Isabel Tolley
We are not 100% certain which nurse is Isabel Tolley. Some visitors to the exhibition in 2014 who remembered her as an old lady when they were in their youth, and they named the nurse in the middle of the front row of this photograph as her. She is sitting in the place normally reserved for the Commandant or professional nurse. This young woman featured on many of the photographs suggesting she had an important or responsible role in the hospital.
Isabel (sometimes called Daisy) qualified in 1914 and worked at the Warneford in Leamington before the Southam Hospital opened; she therefore was more experienced than most of the other VADs. Mary Williams remembers her as a lovely person: thin, prim and proper. She is mentioned in a commending letter from the Secretary of State for her ‘Valuable services’, and after the war she went on to be a professional nurse.
Isabel Tolley lived in Vivian House on Market Hill at the outbreak of WWI but she was brought up at Marston Doles Warf. Born in 1893, her parents were David and Margaret Louisa Tolley. David was originally assistant to his father, the toll collector on the canal.
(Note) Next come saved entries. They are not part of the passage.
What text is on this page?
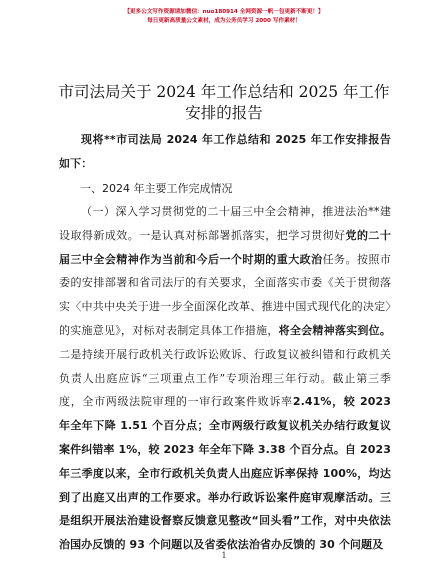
【更多公文写作资源请加微信：nuo180914 全网资源一帆一包更新不断更！】
每日更新高质量公文素材，成为公务员学习 2000 写作素材！
市司法局关于 2024 年工作总结和 2025 年工作
安排的报告

现将**市司法局 2024 年工作总结和 2025 年工作安排报告如下：

一、2024 年主要工作完成情况

（一）深入学习贯彻党的二十届三中全会精神，推进法治**建设取得新成效。一是认真对标部署抓落实，把学习贯彻好党的二十届三中全会精神作为当前和今后一个时期的重大政治任务。按照市委的安排部署和省司法厅的有关要求，全面落实市委《关于贯彻落实〈中共中央关于进一步全面深化改革、推进中国式现代化的决定〉的实施意见》，对标对表制定具体工作措施，将全会精神落实到位。二是持续开展行政机关行政诉讼败诉、行政复议被纠错和行政机关负责人出庭应诉“三项重点工作”专项治理三年行动。截止第三季度，全市两级法院审理的一审行政案件败诉率2.41%，较 2023 年全年下降 1.51 个百分点；全市两级行政复议机关办结行政复议案件纠错率 1%，较 2023 年全年下降 3.38 个百分点。自 2023 年三季度以来，全市行政机关负责人出庭应诉率保持 100%，均达到了出庭又出声的工作要求。举办行政诉讼案件庭审观摩活动。三是组织开展法治建设督察反馈意见整改“回头看”工作，对中央依法治国办反馈的 93 个问题以及省委依法治省办反馈的 30 个问题及

1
David prospered and became the wharfinger (in charge of the wharf and distribution of goods), a coal merchant and also farmer. Like many of Southam’s men, he prospered by being entrepreneurial and versatile.
Isabel was hard working and it was she who did the cooking for the family in the well-equipped kitchen basements at Vivian House and slept in the top of the house in the attics. She remained single and cared for her parents until their deaths in the early 1940s.
In old age she grew deaf and friends found her polite but silent. The life of this serious-minded, conscientious woman was one of willing service to others.